Uma semana com dois feriados à terça e à quinta é uma espécie de Veneza: vemos pontes por todo o lado.
Ou melhor: é como se toda a semana se transformasse numa espécie de imponente ponte de três arcos, saltando por cima de três rios de trabalho e sobrevoando-os a uma altitude prudente, ancorando os seus pilares na segurança dos dias de descanso.
A possibilidade de pontes, em Portugal, dá sempre origem a uma troca de tiradas moralistas onde uns criticam os maus exemplos do Governo e dos políticos, outros a falta de pendor para o trabalho demonstrada pelos portugueses em geral, enquanto outros preferem mesmo é fazer as pontes.
Ao ouvir certos discursos antipontícos dir-se-ia que a salvação para o desenvolvimento do país estaria na produção que se faria nestes dias e que essa salvação tinha acabado de ser destruída pelos feriados aziagos e pela preguiça de alguns inconscientes.
Que o Governo ou outra entidade pública decida oferecer pontes (leia-se feriados suplementares) aos seus funcionários é disparatado, pois todos eles têm já as suas férias e folgas.
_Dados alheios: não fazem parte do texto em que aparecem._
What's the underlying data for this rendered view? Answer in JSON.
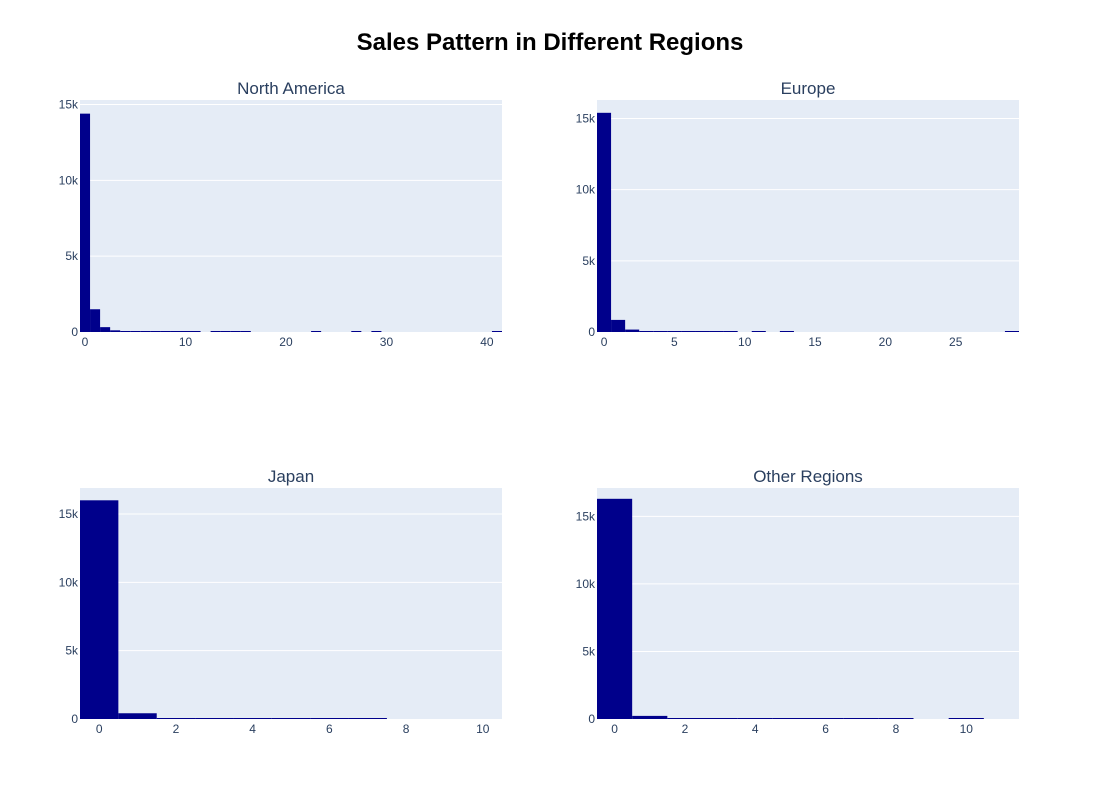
{
  "title": "Sales Pattern in Different Regions",
  "colors": {
    "bar": "#00008b",
    "plot_bg": "#e5ecf6",
    "grid": "#ffffff",
    "text": "#2a3f5f"
  },
  "chart_data": [
    {
      "type": "histogram",
      "title": "North America",
      "xlim": [
        -0.5,
        41.5
      ],
      "ylim": [
        0,
        15300
      ],
      "xticks": [
        0,
        10,
        20,
        30,
        40
      ],
      "yticks": [
        0,
        5000,
        10000,
        15000
      ],
      "ytick_labels": [
        "0",
        "5k",
        "10k",
        "15k"
      ],
      "bin_width": 1,
      "bins": [
        [
          -0.5,
          14400
        ],
        [
          0.5,
          1500
        ],
        [
          1.5,
          320
        ],
        [
          2.5,
          110
        ],
        [
          3.5,
          45
        ],
        [
          4.5,
          25
        ],
        [
          5.5,
          14
        ],
        [
          6.5,
          10
        ],
        [
          7.5,
          8
        ],
        [
          8.5,
          6
        ],
        [
          9.5,
          5
        ],
        [
          10.5,
          4
        ],
        [
          12.5,
          3
        ],
        [
          13.5,
          2
        ],
        [
          14.5,
          2
        ],
        [
          15.5,
          1
        ],
        [
          22.5,
          1
        ],
        [
          26.5,
          1
        ],
        [
          28.5,
          1
        ],
        [
          40.5,
          1
        ]
      ]
    },
    {
      "type": "histogram",
      "title": "Europe",
      "xlim": [
        -0.5,
        29.5
      ],
      "ylim": [
        0,
        16300
      ],
      "xticks": [
        0,
        5,
        10,
        15,
        20,
        25
      ],
      "yticks": [
        0,
        5000,
        10000,
        15000
      ],
      "ytick_labels": [
        "0",
        "5k",
        "10k",
        "15k"
      ],
      "bin_width": 1,
      "bins": [
        [
          -0.5,
          15400
        ],
        [
          0.5,
          850
        ],
        [
          1.5,
          170
        ],
        [
          2.5,
          60
        ],
        [
          3.5,
          25
        ],
        [
          4.5,
          12
        ],
        [
          5.5,
          8
        ],
        [
          6.5,
          5
        ],
        [
          7.5,
          4
        ],
        [
          8.5,
          3
        ],
        [
          10.5,
          2
        ],
        [
          12.5,
          1
        ],
        [
          28.5,
          1
        ]
      ]
    },
    {
      "type": "histogram",
      "title": "Japan",
      "xlim": [
        -0.5,
        10.5
      ],
      "ylim": [
        0,
        16900
      ],
      "xticks": [
        0,
        2,
        4,
        6,
        8,
        10
      ],
      "yticks": [
        0,
        5000,
        10000,
        15000
      ],
      "ytick_labels": [
        "0",
        "5k",
        "10k",
        "15k"
      ],
      "bin_width": 1,
      "bins": [
        [
          -0.5,
          16000
        ],
        [
          0.5,
          420
        ],
        [
          1.5,
          70
        ],
        [
          2.5,
          20
        ],
        [
          3.5,
          8
        ],
        [
          4.5,
          4
        ],
        [
          5.5,
          2
        ],
        [
          6.5,
          1
        ]
      ]
    },
    {
      "type": "histogram",
      "title": "Other Regions",
      "xlim": [
        -0.5,
        11.5
      ],
      "ylim": [
        0,
        17100
      ],
      "xticks": [
        0,
        2,
        4,
        6,
        8,
        10
      ],
      "yticks": [
        0,
        5000,
        10000,
        15000
      ],
      "ytick_labels": [
        "0",
        "5k",
        "10k",
        "15k"
      ],
      "bin_width": 1,
      "bins": [
        [
          -0.5,
          16300
        ],
        [
          0.5,
          230
        ],
        [
          1.5,
          30
        ],
        [
          2.5,
          8
        ],
        [
          3.5,
          3
        ],
        [
          4.5,
          2
        ],
        [
          5.5,
          1
        ],
        [
          6.5,
          1
        ],
        [
          7.5,
          1
        ],
        [
          9.5,
          1
        ]
      ]
    }
  ]
}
Mas isso não impede que um trabalhador, de acordo com as conveniências de serviço e com a sua chefia, goze um dia de folga ou de férias adiantado, de forma a conseguir umas agradáveis mini-férias. Da mesma maneira que parece absolutamente normal que um ministro aproveite um feriado para apanhar uns dias de sol e mar. Refrescar as ideias é algo que um cidadão sensato deve desejar que um ministro faça.
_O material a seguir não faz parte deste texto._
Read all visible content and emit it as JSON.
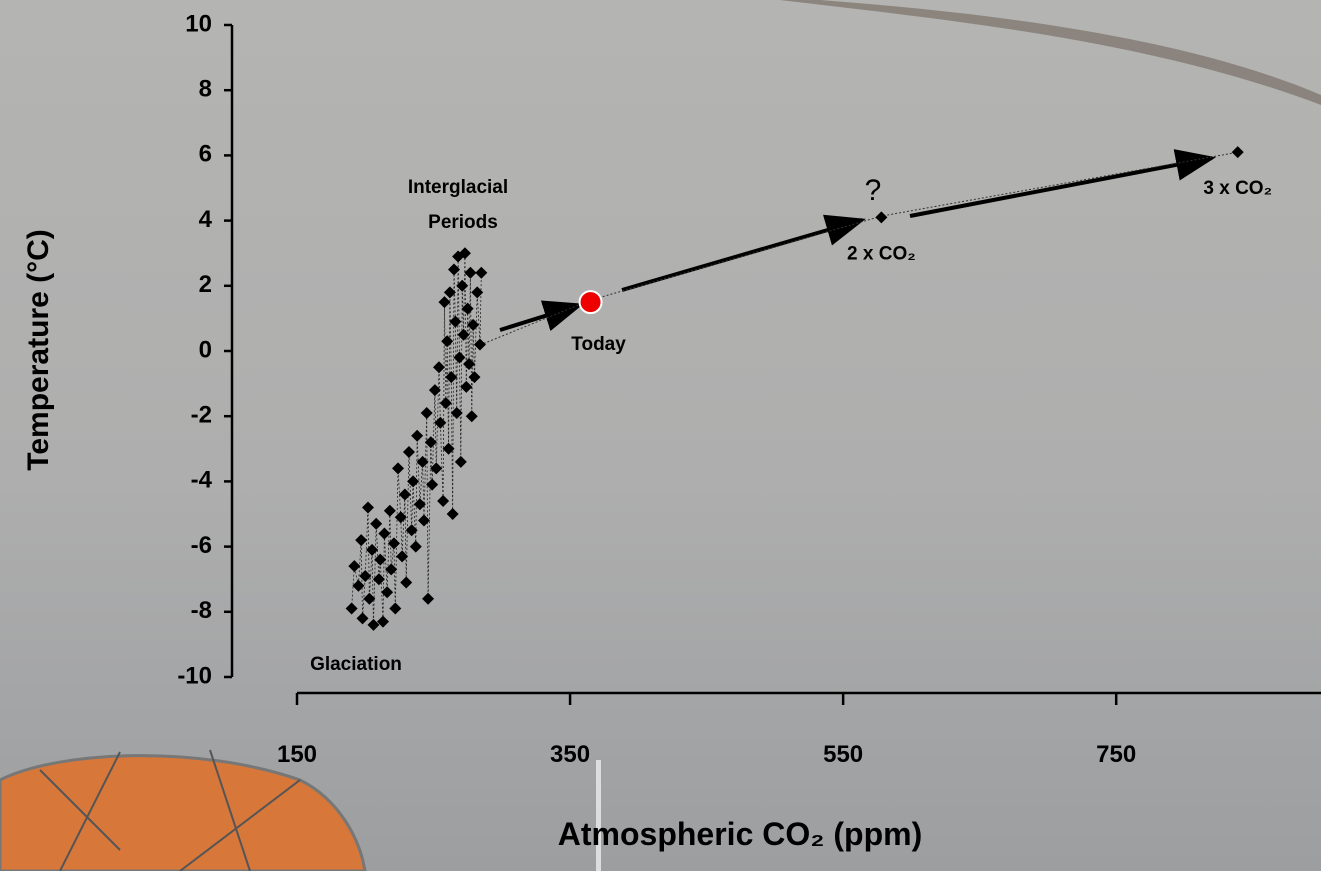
{
  "chart_data": {
    "type": "scatter",
    "x_label": "Atmospheric CO₂ (ppm)",
    "y_label": "Temperature (°C)",
    "xlim": [
      150,
      900
    ],
    "ylim": [
      -10,
      10
    ],
    "xticks": [
      150,
      350,
      550,
      750
    ],
    "yticks": [
      -10,
      -8,
      -6,
      -4,
      -2,
      0,
      2,
      4,
      6,
      8,
      10
    ],
    "annotations": [
      "Interglacial",
      "Periods",
      "Glaciation",
      "?"
    ],
    "series": [
      {
        "color": "#000000",
        "marker": "diamond",
        "connect": true,
        "x": [
          190,
          192,
          195,
          197,
          198,
          200,
          202,
          203,
          205,
          206,
          208,
          210,
          211,
          213,
          214,
          216,
          218,
          219,
          221,
          222,
          224,
          226,
          227,
          229,
          230,
          232,
          234,
          235,
          237,
          238,
          240,
          242,
          243,
          245,
          246,
          248,
          249,
          251,
          252,
          254,
          255,
          257,
          258,
          259,
          260,
          261,
          262,
          263,
          264,
          265,
          266,
          267,
          268,
          269,
          270,
          271,
          272,
          273,
          274,
          275,
          276,
          277,
          278,
          279,
          280,
          282,
          284,
          285
        ],
        "values": [
          -7.9,
          -6.6,
          -7.2,
          -5.8,
          -8.2,
          -6.9,
          -4.8,
          -7.6,
          -6.1,
          -8.4,
          -5.3,
          -7.0,
          -6.4,
          -8.3,
          -5.6,
          -7.4,
          -4.9,
          -6.7,
          -5.9,
          -7.9,
          -3.6,
          -5.1,
          -6.3,
          -4.4,
          -7.1,
          -3.1,
          -5.5,
          -4.0,
          -6.0,
          -2.6,
          -4.7,
          -3.4,
          -5.2,
          -1.9,
          -7.6,
          -2.8,
          -4.1,
          -1.2,
          -3.6,
          -0.5,
          -2.2,
          -4.6,
          1.5,
          -1.6,
          0.3,
          -3.0,
          1.8,
          -0.8,
          -5.0,
          2.5,
          0.9,
          -1.9,
          2.9,
          -0.2,
          -3.4,
          2.0,
          0.5,
          3.0,
          -1.1,
          1.3,
          -0.4,
          2.4,
          -2.0,
          0.8,
          -0.8,
          1.8,
          0.2,
          2.4
        ]
      },
      {
        "color": "#000000",
        "marker": "diamond",
        "connect": false,
        "x": [
          578,
          839
        ],
        "values": [
          4.1,
          6.1
        ],
        "point_labels": [
          "2 x CO₂",
          "3 x CO₂"
        ]
      },
      {
        "color": "#ee0000",
        "marker": "circle",
        "connect": false,
        "x": [
          365
        ],
        "values": [
          1.5
        ],
        "point_labels": [
          "Today"
        ]
      }
    ]
  }
}
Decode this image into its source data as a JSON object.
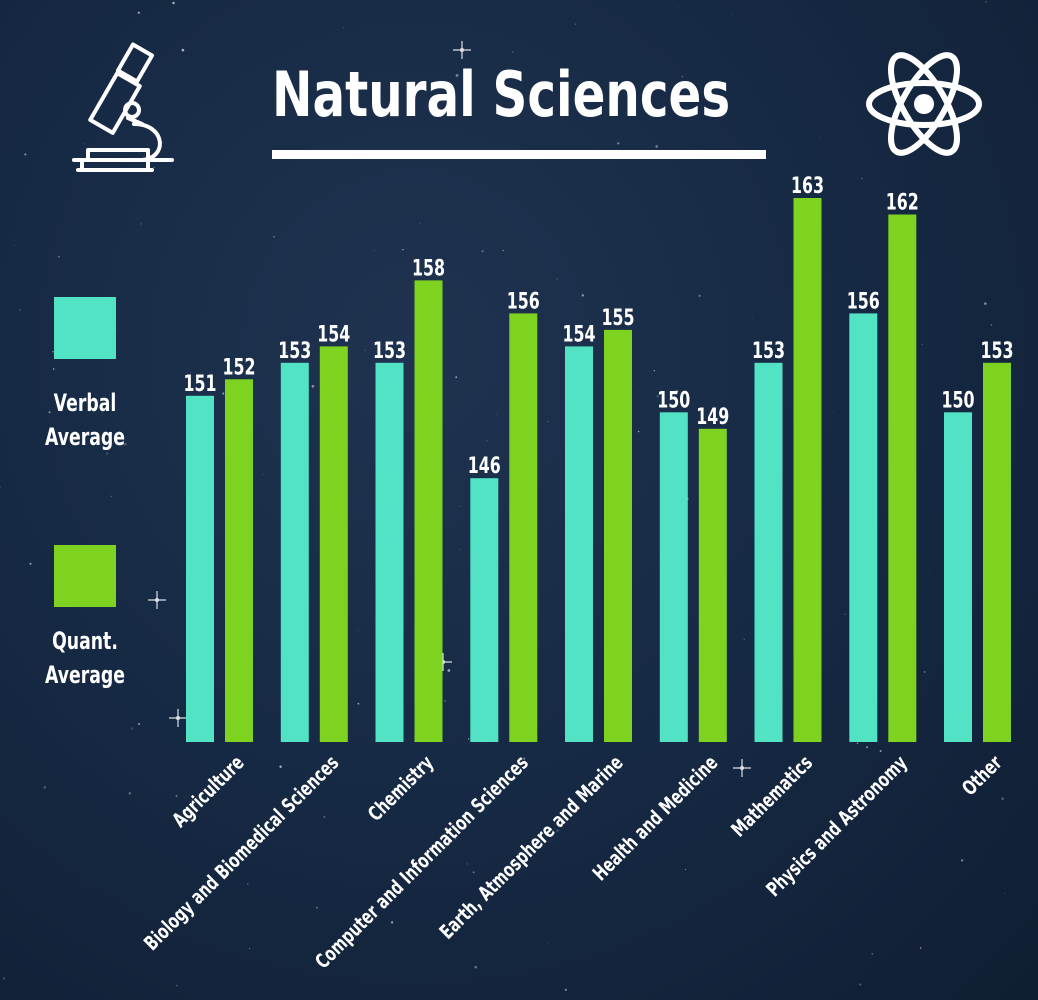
{
  "header": {
    "title": "Natural Sciences",
    "left_icon": "microscope-icon",
    "right_icon": "atom-icon"
  },
  "legend": {
    "items": [
      {
        "label_line1": "Verbal",
        "label_line2": "Average",
        "color": "#52e3c4"
      },
      {
        "label_line1": "Quant.",
        "label_line2": "Average",
        "color": "#7ed321"
      }
    ]
  },
  "colors": {
    "background": "#172a45",
    "verbal": "#52e3c4",
    "quant": "#7ed321",
    "text": "#ffffff"
  },
  "chart_data": {
    "type": "bar",
    "title": "Natural Sciences",
    "categories": [
      "Agriculture",
      "Biology and Biomedical Sciences",
      "Chemistry",
      "Computer and Information Sciences",
      "Earth, Atmosphere and Marine",
      "Health and Medicine",
      "Mathematics",
      "Physics and Astronomy",
      "Other"
    ],
    "series": [
      {
        "name": "Verbal Average",
        "values": [
          151,
          153,
          153,
          146,
          154,
          150,
          153,
          156,
          150
        ]
      },
      {
        "name": "Quant. Average",
        "values": [
          152,
          154,
          158,
          156,
          155,
          149,
          163,
          162,
          153
        ]
      }
    ],
    "ylim": [
      130,
      163
    ],
    "grid": false,
    "legend_position": "left"
  }
}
Seria um excelente sinal se os portugueses pudessem admitir que não há nada de pecaminoso no gozo de pontes, como não há no gozo de férias, folgas ou fins-de-semana.
As razões do subdesenvolvimento português não têm a ver com as folgas que se gozam, mas com a maneira como não se gozam, com a maneira como se trabalha. Nem têm a ver com as horas que se permanece no local de trabalho mas com o que se faz nessas horas e até nas outras – incluindo o caso dos ministros.
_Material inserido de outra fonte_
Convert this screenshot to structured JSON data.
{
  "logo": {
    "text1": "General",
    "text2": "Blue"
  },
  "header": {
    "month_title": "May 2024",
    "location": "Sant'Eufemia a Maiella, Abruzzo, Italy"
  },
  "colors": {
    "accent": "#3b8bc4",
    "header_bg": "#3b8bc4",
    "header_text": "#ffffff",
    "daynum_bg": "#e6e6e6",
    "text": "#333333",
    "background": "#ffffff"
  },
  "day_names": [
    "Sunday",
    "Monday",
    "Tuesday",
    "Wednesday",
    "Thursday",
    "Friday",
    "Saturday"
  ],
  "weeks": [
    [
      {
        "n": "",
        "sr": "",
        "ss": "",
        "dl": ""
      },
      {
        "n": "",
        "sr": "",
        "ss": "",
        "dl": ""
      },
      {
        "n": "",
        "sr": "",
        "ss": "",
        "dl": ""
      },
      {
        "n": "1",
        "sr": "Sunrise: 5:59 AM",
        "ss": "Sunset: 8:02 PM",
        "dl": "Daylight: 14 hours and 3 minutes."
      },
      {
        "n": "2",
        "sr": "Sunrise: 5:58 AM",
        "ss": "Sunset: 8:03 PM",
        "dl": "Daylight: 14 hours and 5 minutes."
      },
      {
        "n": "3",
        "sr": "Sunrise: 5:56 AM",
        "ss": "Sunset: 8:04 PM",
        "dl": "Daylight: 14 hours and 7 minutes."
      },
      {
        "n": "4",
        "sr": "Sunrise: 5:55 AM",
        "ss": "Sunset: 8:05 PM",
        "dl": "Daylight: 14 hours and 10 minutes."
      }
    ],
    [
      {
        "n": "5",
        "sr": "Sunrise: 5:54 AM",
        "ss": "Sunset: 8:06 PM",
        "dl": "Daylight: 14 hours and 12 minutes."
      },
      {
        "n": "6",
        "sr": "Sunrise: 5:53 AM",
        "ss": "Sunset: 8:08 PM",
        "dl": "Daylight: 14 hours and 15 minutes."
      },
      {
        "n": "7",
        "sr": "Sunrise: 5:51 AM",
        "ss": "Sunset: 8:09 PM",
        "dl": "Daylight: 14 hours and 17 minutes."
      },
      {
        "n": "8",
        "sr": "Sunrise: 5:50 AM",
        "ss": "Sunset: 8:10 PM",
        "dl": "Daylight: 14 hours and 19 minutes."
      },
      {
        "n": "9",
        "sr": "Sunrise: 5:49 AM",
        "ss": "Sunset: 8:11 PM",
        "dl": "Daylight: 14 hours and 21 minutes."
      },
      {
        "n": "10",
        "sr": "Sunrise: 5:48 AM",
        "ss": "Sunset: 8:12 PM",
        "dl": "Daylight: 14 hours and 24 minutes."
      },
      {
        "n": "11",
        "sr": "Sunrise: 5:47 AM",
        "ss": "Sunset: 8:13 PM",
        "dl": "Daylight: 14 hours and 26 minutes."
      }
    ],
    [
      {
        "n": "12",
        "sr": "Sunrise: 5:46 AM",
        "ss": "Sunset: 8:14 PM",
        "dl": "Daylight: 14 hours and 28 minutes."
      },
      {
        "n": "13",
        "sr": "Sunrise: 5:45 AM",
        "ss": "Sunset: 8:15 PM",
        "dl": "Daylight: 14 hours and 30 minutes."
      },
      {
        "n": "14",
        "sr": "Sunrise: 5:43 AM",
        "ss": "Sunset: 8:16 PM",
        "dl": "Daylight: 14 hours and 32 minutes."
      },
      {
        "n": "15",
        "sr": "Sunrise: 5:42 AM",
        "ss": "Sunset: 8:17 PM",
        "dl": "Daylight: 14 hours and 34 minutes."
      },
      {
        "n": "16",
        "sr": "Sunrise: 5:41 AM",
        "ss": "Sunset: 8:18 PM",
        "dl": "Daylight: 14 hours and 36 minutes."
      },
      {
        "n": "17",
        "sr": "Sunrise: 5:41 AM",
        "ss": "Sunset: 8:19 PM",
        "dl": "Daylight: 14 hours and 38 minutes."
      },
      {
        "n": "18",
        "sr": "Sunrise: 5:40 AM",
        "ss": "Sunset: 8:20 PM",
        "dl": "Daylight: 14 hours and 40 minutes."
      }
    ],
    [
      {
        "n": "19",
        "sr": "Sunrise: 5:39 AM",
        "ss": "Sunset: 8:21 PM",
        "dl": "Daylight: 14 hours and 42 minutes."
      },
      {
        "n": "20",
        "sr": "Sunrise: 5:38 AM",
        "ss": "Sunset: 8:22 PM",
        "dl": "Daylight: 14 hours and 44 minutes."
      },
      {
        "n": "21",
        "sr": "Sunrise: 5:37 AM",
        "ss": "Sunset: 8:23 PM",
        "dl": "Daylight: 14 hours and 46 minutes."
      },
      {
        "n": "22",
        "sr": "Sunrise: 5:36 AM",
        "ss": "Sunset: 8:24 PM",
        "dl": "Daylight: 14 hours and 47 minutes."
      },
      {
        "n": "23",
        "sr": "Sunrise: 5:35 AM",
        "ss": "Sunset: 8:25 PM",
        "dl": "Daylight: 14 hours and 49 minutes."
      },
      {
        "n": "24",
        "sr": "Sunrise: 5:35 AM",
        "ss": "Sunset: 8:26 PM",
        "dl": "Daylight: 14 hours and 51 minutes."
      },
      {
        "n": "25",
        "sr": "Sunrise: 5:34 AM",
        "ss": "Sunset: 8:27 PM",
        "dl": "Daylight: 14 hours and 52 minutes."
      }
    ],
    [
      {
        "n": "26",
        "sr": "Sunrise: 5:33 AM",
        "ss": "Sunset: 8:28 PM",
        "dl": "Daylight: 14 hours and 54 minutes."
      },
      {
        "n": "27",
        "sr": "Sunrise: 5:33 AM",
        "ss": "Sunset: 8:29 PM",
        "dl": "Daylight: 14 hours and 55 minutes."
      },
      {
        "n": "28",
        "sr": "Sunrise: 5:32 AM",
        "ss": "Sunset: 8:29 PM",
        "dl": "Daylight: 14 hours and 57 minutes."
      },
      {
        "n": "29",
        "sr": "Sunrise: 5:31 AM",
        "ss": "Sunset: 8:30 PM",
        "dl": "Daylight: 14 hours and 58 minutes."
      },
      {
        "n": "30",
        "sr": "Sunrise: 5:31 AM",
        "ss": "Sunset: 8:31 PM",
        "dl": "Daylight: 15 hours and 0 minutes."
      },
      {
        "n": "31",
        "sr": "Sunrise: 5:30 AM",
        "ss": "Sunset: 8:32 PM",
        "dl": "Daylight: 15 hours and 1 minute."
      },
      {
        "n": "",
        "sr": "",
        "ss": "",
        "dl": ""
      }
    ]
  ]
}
Se há algo que prejudica a produtividade nacional mais do que as pontes são a forma como as pontes são utilizadas pelos que ficam a trabalhar. O argumento "agora metem-se as pontes" serve para justificar todos os atrasos, tal como dentro de uns dias se usará o "agora mete-se o Verão" e umas semanas depois o "agora mete-se o Natal".
As pontes, as folgas e as férias, em Portugal, são algo que "se mete". O Natal também se mete, a Páscoa menos (é domingo), o Carnaval um bocadinho e as eleições idem (há a campanha, o rescaldo).
O calendário laboral nacional funciona de forma simétrica ao calendário turístico: há uma estação baixa, no Verão e Natal; uma estação alta, nos períodos mais distantes das férias; e uma estação média, que é aquela na qual estamos à espera que "se metam" as férias e similares.
Há quem pense que todo este aproveitamento dos pretextos para não trabalhar (e não falo dos que fazem as pontes) existe apesar da cultura das empresas – que seriam lugares de organização, brio, empenho produtivo e estimulante criatividade. Não parece que seja assim. É mais provável que o recurso a esses pretextos decorra da cultura das empresas, onde a gestão se confunde nem sequer com a burocracia mas com a pose burocrática no pior sentido do termo, a deslibidinização do trabalho se confunde com produtividade e o prazer do trabalho não se confunde com coisa nenhuma porque não se sabe que cor possa ter.
A ética do trabalho calvinista, segundo Max Weber, pregava a austeridade e acreditava que o trabalho trazia a salvação. Os portugueses, feitas as contas, sabem que as pontes são mais capazes de lhes salvar as almas que umas horas no escritório. É bem possível que tenham razão.